前者(B-3)は、米IBMのDistinguished Engineerで、サービス部門でモバイル&WebSphereのCTO (最高技術責任者)であるローランド・バルシア氏によるもので、企業におけるモバイルアプリケーション構築時の成功ポイントと陥りやすい失敗点について、数々の構築現場から得たノウハウが紹介される予定である。後者(A-1)は、タイトルにあるように、米IBMのフェローでもあり、PureApplication Systemの生みの親であるジェイソン・マギー氏自らが、PureApplication Systemの現状とこれからについて解説する予定だ。

企業に必要なモバイル基盤を1パッケージで提供するIBM Mobile Foundationの概要
企業に必要なモバイル基盤を1パッケージで提供するIBM Mobile Foundationの概要

事例ベースに、より具体的な課題とソリューションを解説

Impact 2013では、ユーザー企業またはユーザー企業への導入を手がけたシステム・インテグレータによる事例に基づくセッションが多いのも特徴だ。

具体的には、モバイル分野の「ロッテ・カードにみるハイブリッド・モバイル・アプリケーションの成功事例」(B-1)や「MEAP活用のポイントとWorklight6.0最新アップデートのご紹介」(B-4)。BPM分野の「ホーマックの基幹情報システム再構築におけるSOA/BPM技術適用事例」(F-1)や「実践!BPMを活用した、グローバルサプライチェーンプロセス改善!」(F-2)、そして「硬直化したITシステムからのイノベーション〜BPM、ルール管理を活用した守りのITから攻めのITへの変革事例〜」(F-3)だ。

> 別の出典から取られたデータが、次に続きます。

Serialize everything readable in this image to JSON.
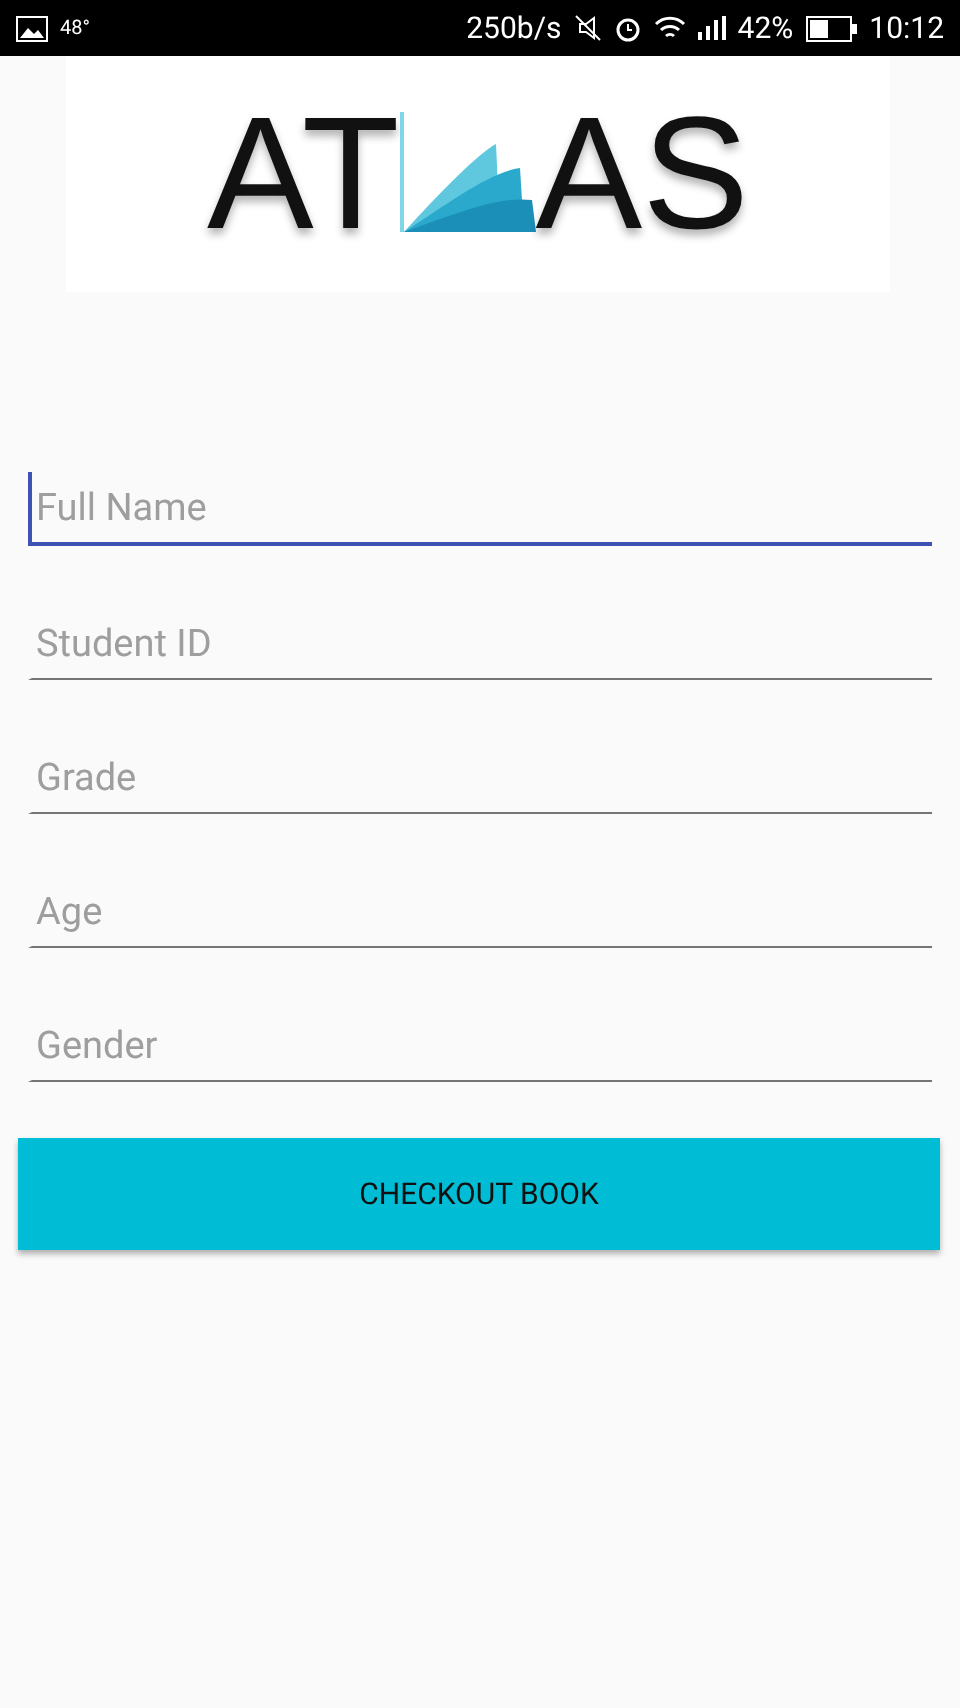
{
  "status_bar": {
    "temperature": "48°",
    "speed": "250b/s",
    "battery": "42%",
    "time": "10:12"
  },
  "logo": {
    "left": "AT",
    "right": "AS"
  },
  "fields": [
    {
      "placeholder": "Full Name",
      "focused": true
    },
    {
      "placeholder": "Student ID",
      "focused": false
    },
    {
      "placeholder": "Grade",
      "focused": false
    },
    {
      "placeholder": "Age",
      "focused": false
    },
    {
      "placeholder": "Gender",
      "focused": false
    }
  ],
  "button": "CHECKOUT BOOK"
}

クラウドとアプリケーション基盤分野では、「低レイテンシービジネスに求められる技術と、実装工程における課題を検証する」(C-1)が、システム間連携分野では「DataPowerアプライアンスによるゲートウェイ構築への道〜そのチャレンジと応用〜」(D-4)などがある。

それぞれの講演者や講演内容の詳細は、既に公開されている「Impact2013」のWebサイトに譲るが、スマートフォンで躍進著しい韓国ロッテのモバイルアプリケーションや、北海道を拠点にホームセンター事業を展開するホーマットのIT基盤再構築の実際、大量のアクセスをさばく楽天証券のIT基盤の実際などについて、それぞれの当事者による解説が聞ける機会になるはずだ。

Impact2013のメインテーマ「ビジネスが動く。新たなプラットフォームが動かす。」は、米国で開かれたImpact2013のメインテーマ「Business. In Motion」を意訳したもの。モバイルやクラウドといったテクノロジーが、“これから”のテーマでなく、既に実践フェーズにあることを訴えている。結果、企業が構築してきたIT基盤も変化を求められ、そのIT基盤が新しいビジネスを創出するというわけだ。

新しいIT基盤像を描き、それに基づくビジネス戦略の立案に寄与できるのは、IT戦略の中枢を担うIT部門長やITマネジャーにほかならない。そうした立場にある方々は、Impact2013の各セッションで、これからのIT基盤の姿と具体的なソリューションに触れるとともに、展示会場で実際に体験することで、ビジネス改革に貢献するためのヒントをつかみ取ってみてはいかがだろうか。